L’impatto dei cambiamenti climatici sulla salute delle persone ha già presentato il conto e l’Italia detiene il triste primato europeo per i decessi legati all’esposizione alle polveri sottili.
È quanto emerge dal report “The Lancet Countdown 2019: Tracking Progress on Health and Climate Change”, presentato a Venezia nel corso di un evento organizzato dalla Fondazione CMCC (Centro Euro-Mediterraneo sui Cambiamenti Climatici) e dall’Università Ca’ Foscari, alla cui realizzazione hanno lavorato 120 esperti di 35 istituzioni accademiche di rilievo internazionale e agenzie delle Nazioni Unite di tutti i continenti. Lo studio evidenzia il legame tra salute e climate change a livello mondiale, tenendo conto delle dimensioni finanziarie ed economiche dei danni causati dagli eventi climatici.
Dallo studio emerge un quadro dai toni decisamente opachi: sono infatti aumentate le persone esposte a temperature estreme, incendi e malattie infettive, mentre è in diminuzione la sicurezza alimentare. Nel 2018, i 831 eventi estremi legati al clima hanno comportato perdite economiche per 166 miliardi di dollari e le assicurazioni non hanno coperto gran parte delle perdite dei Paesi a basso reddito.
Ondate di calore, periodi di siccità prolungata e inondazioni stanno minacciando soprattutto larghe fasce di popolazione. In particolare, ha sottolineato Marina Romanello dell’University College di Londra, tra gli autori dello studio, “la vulnerabilità dell’Europa e del Mediterraneo orientale all’esposizione al calore è maggiore rispetto a quella dell’Africa e del Sud-est asiatico. Molto probabilmente a causa dell’alta porzione di anziani che vivono nelle aree urbane in queste regioni: si tratta di una fascia di popolazione particolarmente vulnerabile a ictus e problemi renali legati ai colpi di calore perché maggiormente affetta da malattie croniche”.

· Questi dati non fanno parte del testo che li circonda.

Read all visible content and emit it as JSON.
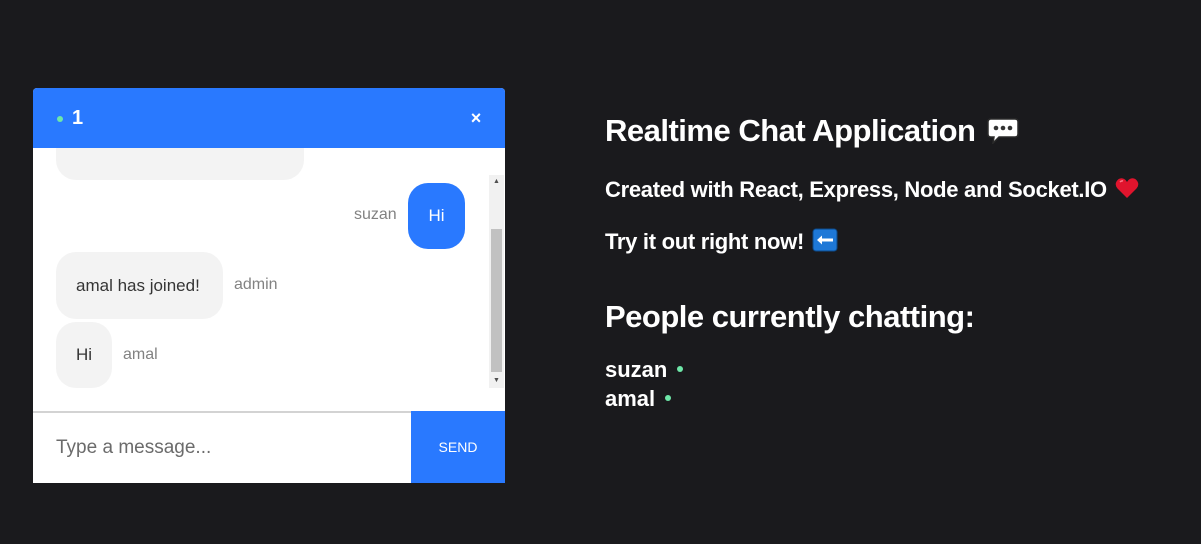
{
  "chat": {
    "room_name": "1",
    "close_label": "×",
    "messages": [
      {
        "text": "Hi",
        "sender": "suzan",
        "mine": true
      },
      {
        "text": "amal has joined!",
        "sender": "admin",
        "mine": false
      },
      {
        "text": "Hi",
        "sender": "amal",
        "mine": false
      }
    ],
    "input_placeholder": "Type a message...",
    "input_value": "",
    "send_label": "SEND"
  },
  "info": {
    "title": "Realtime Chat Application",
    "subtitle": "Created with React, Express, Node and Socket.IO",
    "cta": "Try it out right now!",
    "people_heading": "People currently chatting:",
    "users": [
      "suzan",
      "amal"
    ]
  },
  "icons": {
    "title_icon": "speech-balloon-icon",
    "subtitle_icon": "red-heart-icon",
    "cta_icon": "left-arrow-icon",
    "online_indicator": "online-dot-icon"
  },
  "colors": {
    "background": "#1a1a1d",
    "accent": "#2979ff",
    "online": "#6ee7a8",
    "bubble_other": "#f3f3f3"
  }
}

Nel solo 2017, l’esposizione alle alte temperature ha comportato anche più di 1,7 milioni di ore di lavoro perse in Italia, il 67% delle quali ha riguardato il comparto agricolo. A livello europeo, “la produttività del lavoro risentirà dei cambiamenti climatici, con un calo nell’ordine dell’11,2% nel settore agricolo e dell’8,3% in quello industriale entro il 2080” ha aggiunto Shouro Dasgupta, ricercatore presso CMCC@Ca’Foscari. “Gli impatti sull’Italia sono anche maggiori, con una riduzione rispettivamente del 13,3% e dell’11,5%. È importante sottolineare che i cambiamenti climatici, oltre a danneggiare l’economia italiana con un calo del PIL dell’8,5% al 2080, aumenteranno anche le disparità di reddito interne al paese, aggravando il divario Nord-Sud: tutto ciò avrà implicazioni significative per la salute”.

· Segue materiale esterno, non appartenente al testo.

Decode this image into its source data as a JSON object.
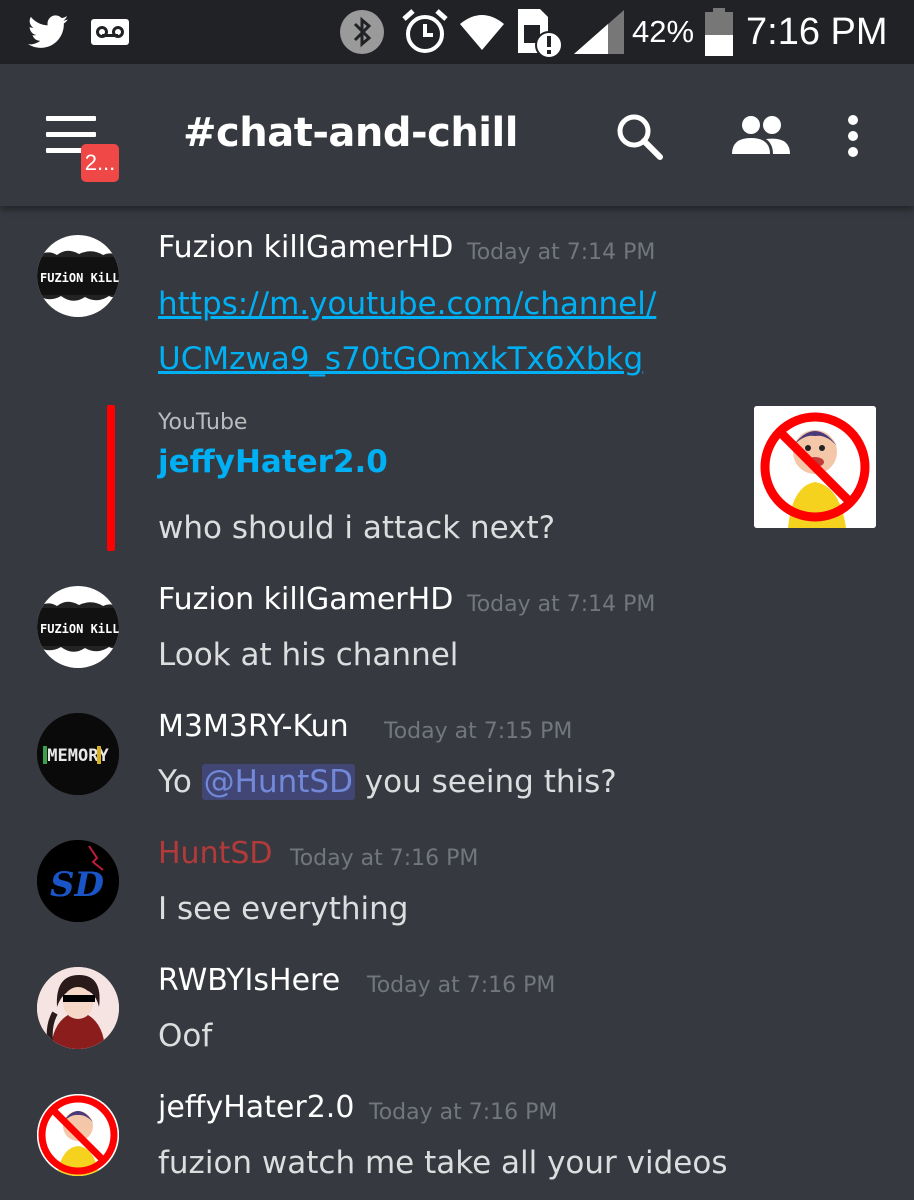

Dal rapporto emerge che l’utilizzo di fonti fossili rappresenta una minaccia consistente per la salute umana, sia per i danni causati dall’inquinamento dell’aria che per i cambiamenti climatici che derivano dalla combustione di idrocarburi. Dimostrazioni tangibili sono il numero elevatissimo di morti per esposizione a particolato e la diffusione di malattie infettive. “Utilizzare le fonti fossili per la produzione di energia significa non solo aggravare il problema del riscaldamento globale, ma anche peggiorare la qualità dell’aria”, ha affermato Romanello. “E su questo l’Italia detiene un triste primato, con 45.600 decessi prematuri a seguito dell’esposizione a PM2.5 solo nel 2016. Si tratta del valore più alto in Europa e dell’undicesimo più alto nel mondo, che si traduce in una perdita economica di 20,2 miliardi di euro”.